Dies beginnt schon im Äußerlichen. Auf angerautem Edelpapier treten einem in heraldischer Anordnung und erhabenem Golddruck die Bonaparte-Bienen entgegen, ein auf gleiche Weise gestaltetes zentrales "N" umrahmend. Diese an offizielle Prunkalben des 19. Jahrhunderts gemahnende Aufmachung lässt unschwer den Grundtenor des umschlossenen Inhalts erahnen: eine Apologie Napoleons des Großen, so wie sie auch der Titel verheißt.
In den Augen (post-)moderner Wissenschaftskonzeptionen scheint umfassende Erschließung eines Gegenstandes mit gleichzeitig apologetischer Intention wenig kongruent. Doch schon wenige Zeilen Lektüre in dem vorliegenden Werk genügen, diese kritische Haltung eines Besseren zu belehren. Andrew Roberts gelingt es nicht nur ansatzweise, sondern durchgehend - und das ist bei dem erwähnten Umfang eine kolossale Leistung sui generis! -, den beiden Ansprüchen von publizistischer Wissenschaftlichkeit und der schon in der Einleitung überdeutlich belegten Wertschätzung für seinen Gegenstand zu entsprechen.

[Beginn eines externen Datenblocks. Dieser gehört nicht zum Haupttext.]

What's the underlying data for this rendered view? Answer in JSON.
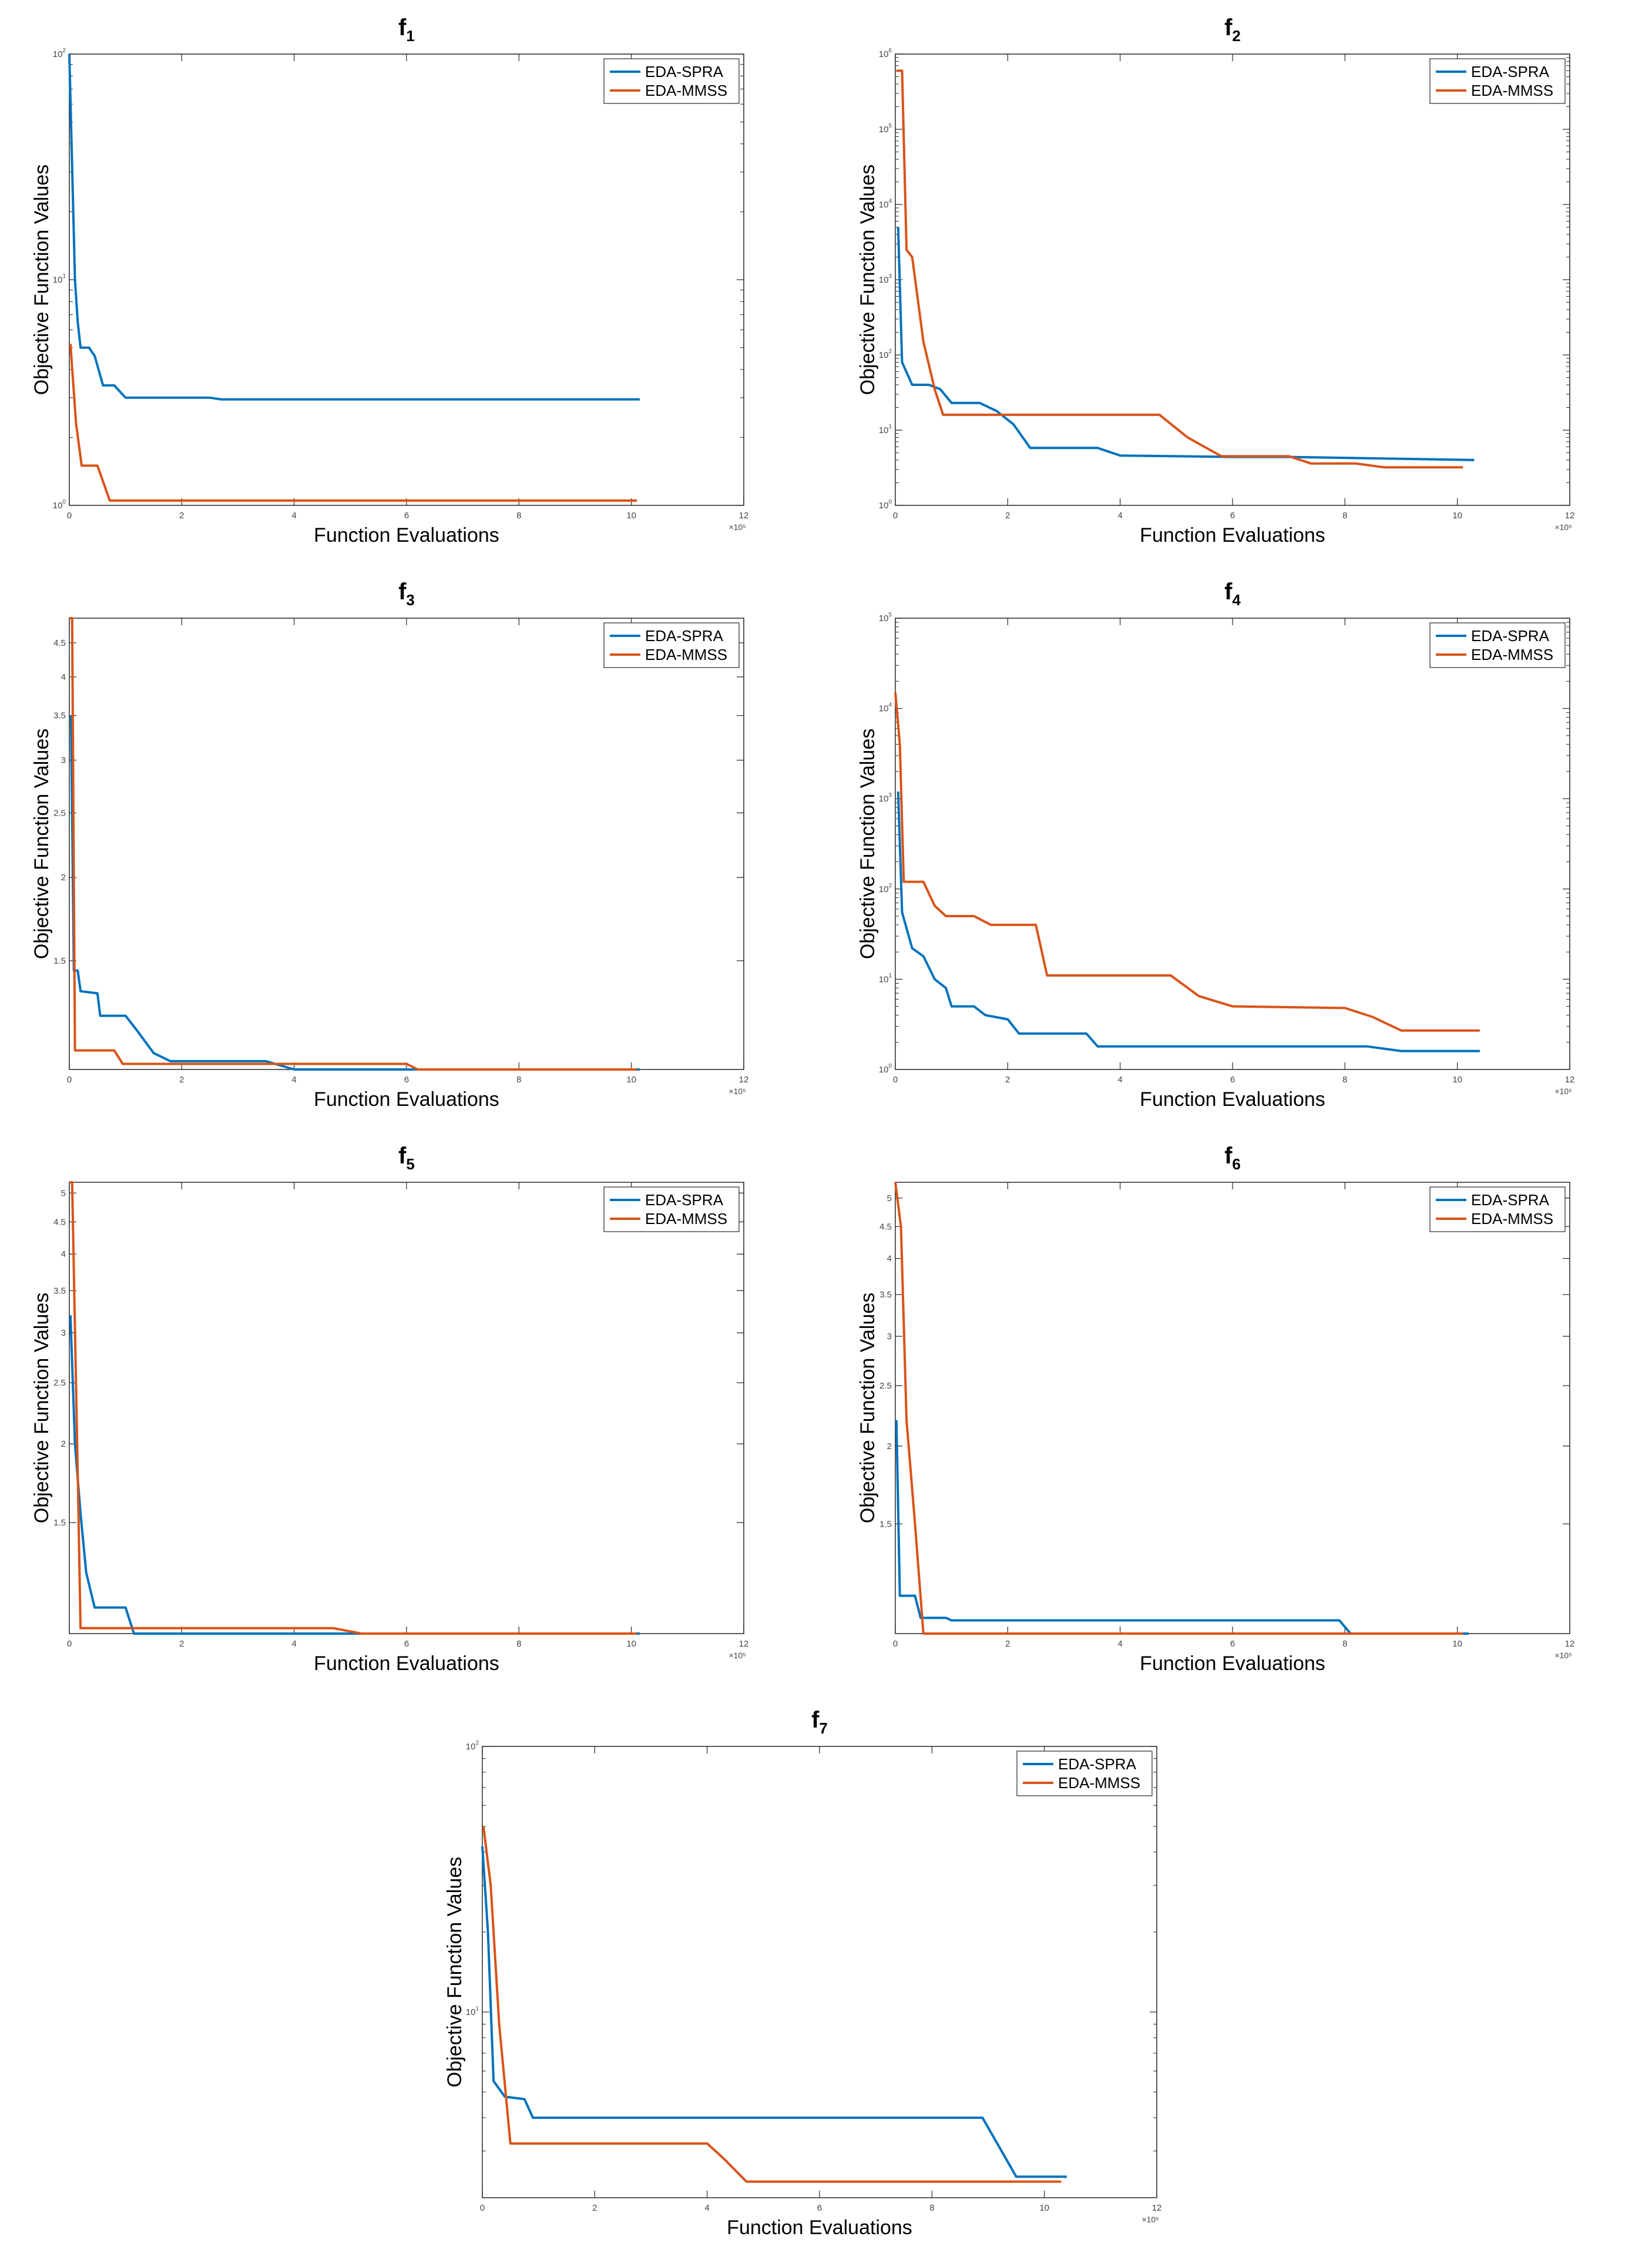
{
  "page": {
    "background": "#ffffff"
  },
  "legend_entries": [
    "EDA-SPRA",
    "EDA-MMSS"
  ],
  "series_colors": {
    "EDA-SPRA": "#0072BD",
    "EDA-MMSS": "#D95319"
  },
  "chart_data": [
    {
      "id": "f1",
      "type": "line",
      "title": "f",
      "title_sub": "1",
      "xlabel": "Function Evaluations",
      "ylabel": "Objective Function Values",
      "xlim": [
        0,
        12
      ],
      "x_ticks": [
        "0",
        "2",
        "4",
        "6",
        "8",
        "10",
        "12"
      ],
      "x_multiplier": "×10⁵",
      "yscale": "log",
      "ylim": [
        1,
        100
      ],
      "y_ticks": [
        {
          "base": "10",
          "exp": "0",
          "value": 1
        },
        {
          "base": "10",
          "exp": "1",
          "value": 10
        },
        {
          "base": "10",
          "exp": "2",
          "value": 100
        }
      ],
      "legend": [
        "EDA-SPRA",
        "EDA-MMSS"
      ],
      "series": [
        {
          "name": "EDA-SPRA",
          "points": [
            [
              0,
              100
            ],
            [
              0.04,
              40
            ],
            [
              0.1,
              10
            ],
            [
              0.15,
              6.5
            ],
            [
              0.2,
              5
            ],
            [
              0.35,
              5
            ],
            [
              0.45,
              4.6
            ],
            [
              0.6,
              3.4
            ],
            [
              0.8,
              3.4
            ],
            [
              1.0,
              3.0
            ],
            [
              2.5,
              3.0
            ],
            [
              2.7,
              2.95
            ],
            [
              10.15,
              2.95
            ]
          ]
        },
        {
          "name": "EDA-MMSS",
          "points": [
            [
              0.02,
              5.2
            ],
            [
              0.12,
              2.3
            ],
            [
              0.22,
              1.5
            ],
            [
              0.5,
              1.5
            ],
            [
              0.72,
              1.05
            ],
            [
              10.1,
              1.05
            ]
          ]
        }
      ]
    },
    {
      "id": "f2",
      "type": "line",
      "title": "f",
      "title_sub": "2",
      "xlabel": "Function Evaluations",
      "ylabel": "Objective Function Values",
      "xlim": [
        0,
        12
      ],
      "x_ticks": [
        "0",
        "2",
        "4",
        "6",
        "8",
        "10",
        "12"
      ],
      "x_multiplier": "×10⁵",
      "yscale": "log",
      "ylim": [
        1,
        1000000
      ],
      "y_ticks": [
        {
          "base": "10",
          "exp": "0",
          "value": 1
        },
        {
          "base": "10",
          "exp": "1",
          "value": 10
        },
        {
          "base": "10",
          "exp": "2",
          "value": 100
        },
        {
          "base": "10",
          "exp": "3",
          "value": 1000
        },
        {
          "base": "10",
          "exp": "4",
          "value": 10000
        },
        {
          "base": "10",
          "exp": "5",
          "value": 100000
        },
        {
          "base": "10",
          "exp": "6",
          "value": 1000000
        }
      ],
      "legend": [
        "EDA-SPRA",
        "EDA-MMSS"
      ],
      "series": [
        {
          "name": "EDA-SPRA",
          "points": [
            [
              0.05,
              5000
            ],
            [
              0.12,
              80
            ],
            [
              0.3,
              40
            ],
            [
              0.6,
              40
            ],
            [
              0.8,
              35
            ],
            [
              1.0,
              23
            ],
            [
              1.5,
              23
            ],
            [
              1.8,
              18
            ],
            [
              2.1,
              12
            ],
            [
              2.4,
              5.8
            ],
            [
              3.6,
              5.8
            ],
            [
              4.0,
              4.6
            ],
            [
              6.0,
              4.4
            ],
            [
              7.0,
              4.4
            ],
            [
              10.3,
              4.0
            ]
          ]
        },
        {
          "name": "EDA-MMSS",
          "points": [
            [
              0.02,
              600000
            ],
            [
              0.12,
              600000
            ],
            [
              0.2,
              2500
            ],
            [
              0.3,
              2000
            ],
            [
              0.5,
              150
            ],
            [
              0.7,
              35
            ],
            [
              0.85,
              16
            ],
            [
              4.7,
              16
            ],
            [
              5.2,
              8
            ],
            [
              5.8,
              4.5
            ],
            [
              7.0,
              4.5
            ],
            [
              7.4,
              3.6
            ],
            [
              8.2,
              3.6
            ],
            [
              8.7,
              3.2
            ],
            [
              10.1,
              3.2
            ]
          ]
        }
      ]
    },
    {
      "id": "f3",
      "type": "line",
      "title": "f",
      "title_sub": "3",
      "xlabel": "Function Evaluations",
      "ylabel": "Objective Function Values",
      "xlim": [
        0,
        12
      ],
      "x_ticks": [
        "0",
        "2",
        "4",
        "6",
        "8",
        "10",
        "12"
      ],
      "x_multiplier": "×10⁵",
      "yscale": "log",
      "ylim": [
        1.03,
        4.9
      ],
      "y_ticks": [
        {
          "label": "1.5",
          "value": 1.5
        },
        {
          "label": "2",
          "value": 2
        },
        {
          "label": "2.5",
          "value": 2.5
        },
        {
          "label": "3",
          "value": 3
        },
        {
          "label": "3.5",
          "value": 3.5
        },
        {
          "label": "4",
          "value": 4
        },
        {
          "label": "4.5",
          "value": 4.5
        }
      ],
      "legend": [
        "EDA-SPRA",
        "EDA-MMSS"
      ],
      "series": [
        {
          "name": "EDA-SPRA",
          "points": [
            [
              0.03,
              3.5
            ],
            [
              0.08,
              1.45
            ],
            [
              0.15,
              1.45
            ],
            [
              0.2,
              1.35
            ],
            [
              0.5,
              1.34
            ],
            [
              0.55,
              1.24
            ],
            [
              1.0,
              1.24
            ],
            [
              1.2,
              1.18
            ],
            [
              1.5,
              1.09
            ],
            [
              1.8,
              1.06
            ],
            [
              3.5,
              1.06
            ],
            [
              4.0,
              1.03
            ],
            [
              10.15,
              1.03
            ]
          ]
        },
        {
          "name": "EDA-MMSS",
          "points": [
            [
              0,
              4.9
            ],
            [
              0.05,
              4.9
            ],
            [
              0.1,
              1.1
            ],
            [
              0.8,
              1.1
            ],
            [
              0.95,
              1.05
            ],
            [
              6.0,
              1.05
            ],
            [
              6.2,
              1.03
            ],
            [
              10.1,
              1.03
            ]
          ]
        }
      ]
    },
    {
      "id": "f4",
      "type": "line",
      "title": "f",
      "title_sub": "4",
      "xlabel": "Function Evaluations",
      "ylabel": "Objective Function Values",
      "xlim": [
        0,
        12
      ],
      "x_ticks": [
        "0",
        "2",
        "4",
        "6",
        "8",
        "10",
        "12"
      ],
      "x_multiplier": "×10⁵",
      "yscale": "log",
      "ylim": [
        1,
        100000
      ],
      "y_ticks": [
        {
          "base": "10",
          "exp": "0",
          "value": 1
        },
        {
          "base": "10",
          "exp": "1",
          "value": 10
        },
        {
          "base": "10",
          "exp": "2",
          "value": 100
        },
        {
          "base": "10",
          "exp": "3",
          "value": 1000
        },
        {
          "base": "10",
          "exp": "4",
          "value": 10000
        },
        {
          "base": "10",
          "exp": "5",
          "value": 100000
        }
      ],
      "legend": [
        "EDA-SPRA",
        "EDA-MMSS"
      ],
      "series": [
        {
          "name": "EDA-SPRA",
          "points": [
            [
              0.05,
              1200
            ],
            [
              0.12,
              55
            ],
            [
              0.3,
              22
            ],
            [
              0.5,
              18
            ],
            [
              0.7,
              10
            ],
            [
              0.9,
              8
            ],
            [
              1.0,
              5
            ],
            [
              1.4,
              5
            ],
            [
              1.6,
              4
            ],
            [
              2.0,
              3.6
            ],
            [
              2.2,
              2.5
            ],
            [
              3.4,
              2.5
            ],
            [
              3.6,
              1.8
            ],
            [
              8.4,
              1.8
            ],
            [
              9.0,
              1.6
            ],
            [
              10.4,
              1.6
            ]
          ]
        },
        {
          "name": "EDA-MMSS",
          "points": [
            [
              0,
              15000
            ],
            [
              0.08,
              4000
            ],
            [
              0.15,
              120
            ],
            [
              0.5,
              120
            ],
            [
              0.7,
              65
            ],
            [
              0.9,
              50
            ],
            [
              1.4,
              50
            ],
            [
              1.7,
              40
            ],
            [
              2.5,
              40
            ],
            [
              2.7,
              11
            ],
            [
              4.9,
              11
            ],
            [
              5.4,
              6.5
            ],
            [
              6.0,
              5
            ],
            [
              8.0,
              4.8
            ],
            [
              8.5,
              3.8
            ],
            [
              9.0,
              2.7
            ],
            [
              10.4,
              2.7
            ]
          ]
        }
      ]
    },
    {
      "id": "f5",
      "type": "line",
      "title": "f",
      "title_sub": "5",
      "xlabel": "Function Evaluations",
      "ylabel": "Objective Function Values",
      "xlim": [
        0,
        12
      ],
      "x_ticks": [
        "0",
        "2",
        "4",
        "6",
        "8",
        "10",
        "12"
      ],
      "x_multiplier": "×10⁵",
      "yscale": "log",
      "ylim": [
        1.0,
        5.2
      ],
      "y_ticks": [
        {
          "label": "1.5",
          "value": 1.5
        },
        {
          "label": "2",
          "value": 2
        },
        {
          "label": "2.5",
          "value": 2.5
        },
        {
          "label": "3",
          "value": 3
        },
        {
          "label": "3.5",
          "value": 3.5
        },
        {
          "label": "4",
          "value": 4
        },
        {
          "label": "4.5",
          "value": 4.5
        },
        {
          "label": "5",
          "value": 5
        }
      ],
      "legend": [
        "EDA-SPRA",
        "EDA-MMSS"
      ],
      "series": [
        {
          "name": "EDA-SPRA",
          "points": [
            [
              0.02,
              3.2
            ],
            [
              0.1,
              2.0
            ],
            [
              0.2,
              1.55
            ],
            [
              0.3,
              1.25
            ],
            [
              0.45,
              1.1
            ],
            [
              1.0,
              1.1
            ],
            [
              1.15,
              1.0
            ],
            [
              10.15,
              1.0
            ]
          ]
        },
        {
          "name": "EDA-MMSS",
          "points": [
            [
              0,
              5.2
            ],
            [
              0.05,
              5.2
            ],
            [
              0.15,
              1.8
            ],
            [
              0.2,
              1.02
            ],
            [
              4.7,
              1.02
            ],
            [
              5.2,
              1.0
            ],
            [
              10.1,
              1.0
            ]
          ]
        }
      ]
    },
    {
      "id": "f6",
      "type": "line",
      "title": "f",
      "title_sub": "6",
      "xlabel": "Function Evaluations",
      "ylabel": "Objective Function Values",
      "xlim": [
        0,
        12
      ],
      "x_ticks": [
        "0",
        "2",
        "4",
        "6",
        "8",
        "10",
        "12"
      ],
      "x_multiplier": "×10⁵",
      "yscale": "log",
      "ylim": [
        1.0,
        5.3
      ],
      "y_ticks": [
        {
          "label": "1.5",
          "value": 1.5
        },
        {
          "label": "2",
          "value": 2
        },
        {
          "label": "2.5",
          "value": 2.5
        },
        {
          "label": "3",
          "value": 3
        },
        {
          "label": "3.5",
          "value": 3.5
        },
        {
          "label": "4",
          "value": 4
        },
        {
          "label": "4.5",
          "value": 4.5
        },
        {
          "label": "5",
          "value": 5
        }
      ],
      "legend": [
        "EDA-SPRA",
        "EDA-MMSS"
      ],
      "series": [
        {
          "name": "EDA-SPRA",
          "points": [
            [
              0.02,
              2.2
            ],
            [
              0.08,
              1.15
            ],
            [
              0.35,
              1.15
            ],
            [
              0.45,
              1.06
            ],
            [
              0.9,
              1.06
            ],
            [
              1.0,
              1.05
            ],
            [
              7.9,
              1.05
            ],
            [
              8.1,
              1.0
            ],
            [
              10.2,
              1.0
            ]
          ]
        },
        {
          "name": "EDA-MMSS",
          "points": [
            [
              0,
              5.3
            ],
            [
              0.1,
              4.5
            ],
            [
              0.2,
              2.2
            ],
            [
              0.35,
              1.5
            ],
            [
              0.5,
              1.0
            ],
            [
              10.1,
              1.0
            ]
          ]
        }
      ]
    },
    {
      "id": "f7",
      "type": "line",
      "title": "f",
      "title_sub": "7",
      "xlabel": "Function Evaluations",
      "ylabel": "Objective Function Values",
      "xlim": [
        0,
        12
      ],
      "x_ticks": [
        "0",
        "2",
        "4",
        "6",
        "8",
        "10",
        "12"
      ],
      "x_multiplier": "×10⁵",
      "yscale": "log",
      "ylim": [
        2.0,
        100
      ],
      "y_ticks": [
        {
          "base": "10",
          "exp": "1",
          "value": 10
        },
        {
          "base": "10",
          "exp": "2",
          "value": 100
        }
      ],
      "legend": [
        "EDA-SPRA",
        "EDA-MMSS"
      ],
      "series": [
        {
          "name": "EDA-SPRA",
          "points": [
            [
              0,
              42
            ],
            [
              0.1,
              20
            ],
            [
              0.2,
              5.5
            ],
            [
              0.4,
              4.8
            ],
            [
              0.75,
              4.7
            ],
            [
              0.9,
              4.0
            ],
            [
              3.0,
              4.0
            ],
            [
              8.9,
              4.0
            ],
            [
              9.5,
              2.4
            ],
            [
              10.4,
              2.4
            ]
          ]
        },
        {
          "name": "EDA-MMSS",
          "points": [
            [
              0.02,
              50
            ],
            [
              0.15,
              30
            ],
            [
              0.3,
              9
            ],
            [
              0.5,
              3.2
            ],
            [
              4.0,
              3.2
            ],
            [
              4.3,
              2.8
            ],
            [
              4.7,
              2.3
            ],
            [
              10.3,
              2.3
            ]
          ]
        }
      ]
    }
  ]
}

Nun mag es sich nach Einschätzung so mancher Leser mit Napoleon-Biografien so verhalten wie mit Gesamteinspielungen der Beethoven-Symphonien: bei beiden kann man sich mitunter nicht des Eindrucks erwehren, es gäbe schon genug davon. Doch just dieses Argument greift im vorliegenden Falle nicht, da Roberts, der in den vergangenen Jahren und Jahrzehnten schon mit mancherlei einschlägigen und im Rückblick nun wohl als vorbereitend zu sehenden Veröffentlichungen von sich reden machte, mit dem anzuzeigenden Buch nicht nur quasi die Summe seiner Lebensarbeit, sondern tatsächlich auch den gewählten Gegenstand in einer bislang kaum erreichten Fülle präsentiert. In der besten Tradition angelsächsischer Biografik gesellt sich hier ein penibles und gründliches Quellenstudium zu überragender, sprachlich, rhetorisch und stilistisch einwandfreier Darstellung, nachvollziehbare Argumentation zu geisteshistorischer Perspektive, Detailwissen zu großräumiger Ein- und Verortung. Das Ergebnis ist brillant zu lesen, Anliegen und Sujet des Autors nehmen schon nach wenigen Seiten in einer geschickt projizierten Imagination des Lesers prägende und plastische Gestalt an. Roberts erreicht so ein in sich geschlossenes Napoleonbild, welches nur wenige seiner doch zahlreichen Vorgänger auf diesem historiografischen Felde so erzielen konnten.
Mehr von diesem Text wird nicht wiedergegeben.